Blind Bartimaeus, who depends on the kindness of passersby for his livelihood, doesn’t have an extra coat, and so he cannot afford to lose his one and only. But at the sound of Jesus’ voice calling him, he tosses his security blanket aside with reckless abandon. If Jesus doesn’t heal him, it’s unlikely he’ll be able to find his cloak again, but Bartimaeus is so certain Jesus will restore his sight, nothing else matters—not even the most precious thing he owns in all the world. Again, Mark is pressing us to see deep faith from an unlikely source. Bartimaeus is no expert in the Scriptures, no rich man on a quest for spirituality. He’s just a beggar who’s held onto hope until that Hope came walking down the street.
More Than Physical Healing
The exchange between Jesus and Bartimaeus is a thing of beauty. We might expect that when a blind man comes rushing through the crowd shouting for mercy, Jesus would have a clue as to what he wants. Yet Jesus still asks, “What do you want me to do for you?” (Mark 10:51). Of course Jesus knows what Bart wants; He just wants to make sure Bartimaeus knows what he’s really asking for.

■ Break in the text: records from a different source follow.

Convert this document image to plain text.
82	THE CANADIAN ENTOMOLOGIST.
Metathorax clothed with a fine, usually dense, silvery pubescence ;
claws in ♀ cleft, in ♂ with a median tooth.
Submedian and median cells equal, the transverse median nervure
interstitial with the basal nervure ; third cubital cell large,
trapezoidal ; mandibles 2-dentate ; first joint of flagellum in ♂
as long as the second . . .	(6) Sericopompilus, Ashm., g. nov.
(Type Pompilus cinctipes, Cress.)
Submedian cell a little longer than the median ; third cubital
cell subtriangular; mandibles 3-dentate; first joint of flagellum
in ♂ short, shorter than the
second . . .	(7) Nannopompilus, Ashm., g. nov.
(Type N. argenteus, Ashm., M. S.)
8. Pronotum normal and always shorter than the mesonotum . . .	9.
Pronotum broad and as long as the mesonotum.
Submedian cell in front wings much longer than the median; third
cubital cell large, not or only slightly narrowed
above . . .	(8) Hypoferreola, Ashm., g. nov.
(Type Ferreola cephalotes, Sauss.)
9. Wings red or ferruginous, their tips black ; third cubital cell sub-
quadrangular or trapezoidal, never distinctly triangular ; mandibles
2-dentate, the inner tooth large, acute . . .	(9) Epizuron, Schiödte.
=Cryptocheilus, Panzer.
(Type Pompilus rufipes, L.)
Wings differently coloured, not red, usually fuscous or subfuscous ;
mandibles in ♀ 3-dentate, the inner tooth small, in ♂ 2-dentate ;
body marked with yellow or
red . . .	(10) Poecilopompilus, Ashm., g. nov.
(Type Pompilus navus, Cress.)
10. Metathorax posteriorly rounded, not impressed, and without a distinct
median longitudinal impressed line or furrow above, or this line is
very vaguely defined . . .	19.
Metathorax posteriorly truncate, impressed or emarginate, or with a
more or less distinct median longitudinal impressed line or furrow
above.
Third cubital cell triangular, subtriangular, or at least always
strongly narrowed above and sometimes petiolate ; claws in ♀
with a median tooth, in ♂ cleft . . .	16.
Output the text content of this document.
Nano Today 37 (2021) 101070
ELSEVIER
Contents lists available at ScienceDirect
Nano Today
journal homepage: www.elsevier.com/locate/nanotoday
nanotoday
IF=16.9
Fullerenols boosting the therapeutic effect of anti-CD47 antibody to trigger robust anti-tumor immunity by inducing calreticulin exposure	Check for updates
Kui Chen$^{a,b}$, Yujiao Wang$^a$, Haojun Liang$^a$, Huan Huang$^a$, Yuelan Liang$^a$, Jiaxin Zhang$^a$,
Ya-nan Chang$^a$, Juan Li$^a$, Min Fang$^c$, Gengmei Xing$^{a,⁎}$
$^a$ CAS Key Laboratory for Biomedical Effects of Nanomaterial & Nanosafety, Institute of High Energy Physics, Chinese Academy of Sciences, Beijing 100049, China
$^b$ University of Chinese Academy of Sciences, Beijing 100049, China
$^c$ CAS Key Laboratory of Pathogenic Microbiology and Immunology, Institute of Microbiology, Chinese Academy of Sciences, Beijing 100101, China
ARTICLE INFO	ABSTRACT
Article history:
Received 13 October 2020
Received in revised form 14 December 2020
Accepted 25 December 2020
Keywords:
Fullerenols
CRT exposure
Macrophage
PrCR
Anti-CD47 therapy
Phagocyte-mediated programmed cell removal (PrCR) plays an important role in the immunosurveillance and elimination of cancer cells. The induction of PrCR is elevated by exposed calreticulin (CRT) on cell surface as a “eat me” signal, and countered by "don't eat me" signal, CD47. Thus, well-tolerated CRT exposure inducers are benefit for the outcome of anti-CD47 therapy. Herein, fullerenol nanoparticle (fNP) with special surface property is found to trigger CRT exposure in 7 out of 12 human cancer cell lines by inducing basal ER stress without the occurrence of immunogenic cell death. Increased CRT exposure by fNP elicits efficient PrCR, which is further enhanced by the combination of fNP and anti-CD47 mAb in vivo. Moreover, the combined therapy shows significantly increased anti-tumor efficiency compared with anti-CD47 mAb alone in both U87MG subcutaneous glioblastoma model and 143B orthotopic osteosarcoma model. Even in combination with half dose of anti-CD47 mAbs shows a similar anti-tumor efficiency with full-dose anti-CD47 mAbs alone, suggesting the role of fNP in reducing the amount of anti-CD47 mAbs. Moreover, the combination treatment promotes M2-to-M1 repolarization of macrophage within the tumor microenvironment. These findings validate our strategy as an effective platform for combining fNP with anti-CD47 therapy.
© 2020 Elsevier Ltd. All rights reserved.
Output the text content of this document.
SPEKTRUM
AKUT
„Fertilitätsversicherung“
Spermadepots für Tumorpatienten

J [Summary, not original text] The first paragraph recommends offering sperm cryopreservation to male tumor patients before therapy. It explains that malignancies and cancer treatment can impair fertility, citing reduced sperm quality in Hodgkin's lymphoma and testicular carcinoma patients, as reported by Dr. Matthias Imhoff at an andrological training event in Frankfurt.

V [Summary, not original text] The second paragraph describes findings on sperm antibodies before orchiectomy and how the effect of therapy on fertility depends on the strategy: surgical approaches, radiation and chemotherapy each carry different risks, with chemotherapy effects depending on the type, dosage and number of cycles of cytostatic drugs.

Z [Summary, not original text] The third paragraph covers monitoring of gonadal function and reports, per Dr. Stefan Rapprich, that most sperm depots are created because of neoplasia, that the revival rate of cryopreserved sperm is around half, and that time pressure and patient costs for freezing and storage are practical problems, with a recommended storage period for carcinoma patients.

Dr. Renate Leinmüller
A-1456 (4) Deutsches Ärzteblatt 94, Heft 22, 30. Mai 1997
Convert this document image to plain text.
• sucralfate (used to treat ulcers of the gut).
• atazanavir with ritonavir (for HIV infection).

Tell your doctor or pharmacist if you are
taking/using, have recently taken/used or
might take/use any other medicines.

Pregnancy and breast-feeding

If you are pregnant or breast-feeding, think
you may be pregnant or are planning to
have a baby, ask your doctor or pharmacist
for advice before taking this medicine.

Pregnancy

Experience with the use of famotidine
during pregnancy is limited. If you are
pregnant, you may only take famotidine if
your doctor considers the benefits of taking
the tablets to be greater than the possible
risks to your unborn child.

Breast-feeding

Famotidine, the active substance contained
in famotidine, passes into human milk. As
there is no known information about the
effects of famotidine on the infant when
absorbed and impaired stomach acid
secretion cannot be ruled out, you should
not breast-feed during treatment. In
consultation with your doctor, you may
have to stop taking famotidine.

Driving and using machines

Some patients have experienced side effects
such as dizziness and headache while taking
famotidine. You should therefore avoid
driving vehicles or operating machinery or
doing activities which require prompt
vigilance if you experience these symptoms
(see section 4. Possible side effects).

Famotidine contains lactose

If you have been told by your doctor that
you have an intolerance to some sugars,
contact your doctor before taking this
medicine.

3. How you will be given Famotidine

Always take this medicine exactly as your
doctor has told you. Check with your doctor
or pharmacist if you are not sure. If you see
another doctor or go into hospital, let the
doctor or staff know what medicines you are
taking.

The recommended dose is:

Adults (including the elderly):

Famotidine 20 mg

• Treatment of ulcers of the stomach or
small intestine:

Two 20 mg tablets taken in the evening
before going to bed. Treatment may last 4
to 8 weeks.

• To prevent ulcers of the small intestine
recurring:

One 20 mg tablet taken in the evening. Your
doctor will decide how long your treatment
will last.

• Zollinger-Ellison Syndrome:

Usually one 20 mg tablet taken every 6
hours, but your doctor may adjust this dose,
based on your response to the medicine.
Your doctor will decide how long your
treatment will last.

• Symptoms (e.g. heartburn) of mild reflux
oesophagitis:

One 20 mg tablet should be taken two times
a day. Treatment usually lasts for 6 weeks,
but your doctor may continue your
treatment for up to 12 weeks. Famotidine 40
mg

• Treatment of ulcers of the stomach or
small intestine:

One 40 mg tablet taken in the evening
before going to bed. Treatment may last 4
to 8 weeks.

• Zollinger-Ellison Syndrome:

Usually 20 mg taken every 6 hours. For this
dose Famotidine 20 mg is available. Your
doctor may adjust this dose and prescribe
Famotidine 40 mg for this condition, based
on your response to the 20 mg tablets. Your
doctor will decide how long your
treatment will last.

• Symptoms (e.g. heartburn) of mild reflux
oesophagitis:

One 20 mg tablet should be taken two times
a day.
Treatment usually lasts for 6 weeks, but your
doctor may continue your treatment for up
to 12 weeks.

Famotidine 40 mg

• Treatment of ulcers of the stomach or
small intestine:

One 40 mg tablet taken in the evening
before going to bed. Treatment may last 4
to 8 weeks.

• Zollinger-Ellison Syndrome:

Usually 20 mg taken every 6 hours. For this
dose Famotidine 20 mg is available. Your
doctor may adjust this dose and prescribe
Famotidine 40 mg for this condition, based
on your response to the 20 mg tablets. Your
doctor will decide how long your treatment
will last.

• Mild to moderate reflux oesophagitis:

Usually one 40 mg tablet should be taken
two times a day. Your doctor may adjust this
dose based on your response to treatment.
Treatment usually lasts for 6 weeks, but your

You see, if Bartimaeus has been blind for any length of time, he’s come to depend on panhandling. If Jesus heals him, he’s going to have to rejoin society, find some work, and provide for himself. For someone who may have never worked a day in his life, it could be a jarring adjustment. Jesus’ question, then, is a moment of grace for Bartimaeus to make sure he really does want to see.
Here’s the kicker: when Bartimaeus requests his healing, Jesus says, “Go your way; your faith has made you well” (v. 52), or in some translations, “your faith has healed you” (NIV). The Greek word underlying “made . . . well” or “healed” is sozo, a verb that means “to save, deliver, heal, restore, make whole.” Though the word can certainly refer to physical healing, its meaning is much bigger than that. And it seems in the case of Bartimaeus, we’re meant to see a total transformation.
The blind man not only receives his sight, he also receives eternal life and a new purpose. Jesus tells him, “Go your way,” but which way does Bartimaeus choose to go? He goes with Jesus to Jerusalem. He becomes a true and committed follower of the Messiah—and as far as we know, he never returns to get his coat. He’s found everything he’ll ever need in Jesus.
Beyond Maps
Approaching Scripture on its own terms means asking questions of the text. It means looking for the little details that may not seem very important at first. Because the Bible was written by human authors who wrote from a particular time and place, we must do everything we can to understand the world the way they did. Only then will a passage or a book speak to us the way it spoke to its original audience. This is like having that map we need. But in truth we need more than a map, more than a technical guide to the Word of God.
We need to remember that the Bible was breathed out by the Holy Spirit, that the same divine Author is behind every word from first chapter of Genesis to the final chapter of Revelation. Everything written is there for a reason. There are no throwaway lines, no unsolvable mysteries, no errors to avoid. God knew what He was doing when He inspired the Scriptures, so let’s come to our Bibles confident that He wants us to meet Him within its pages.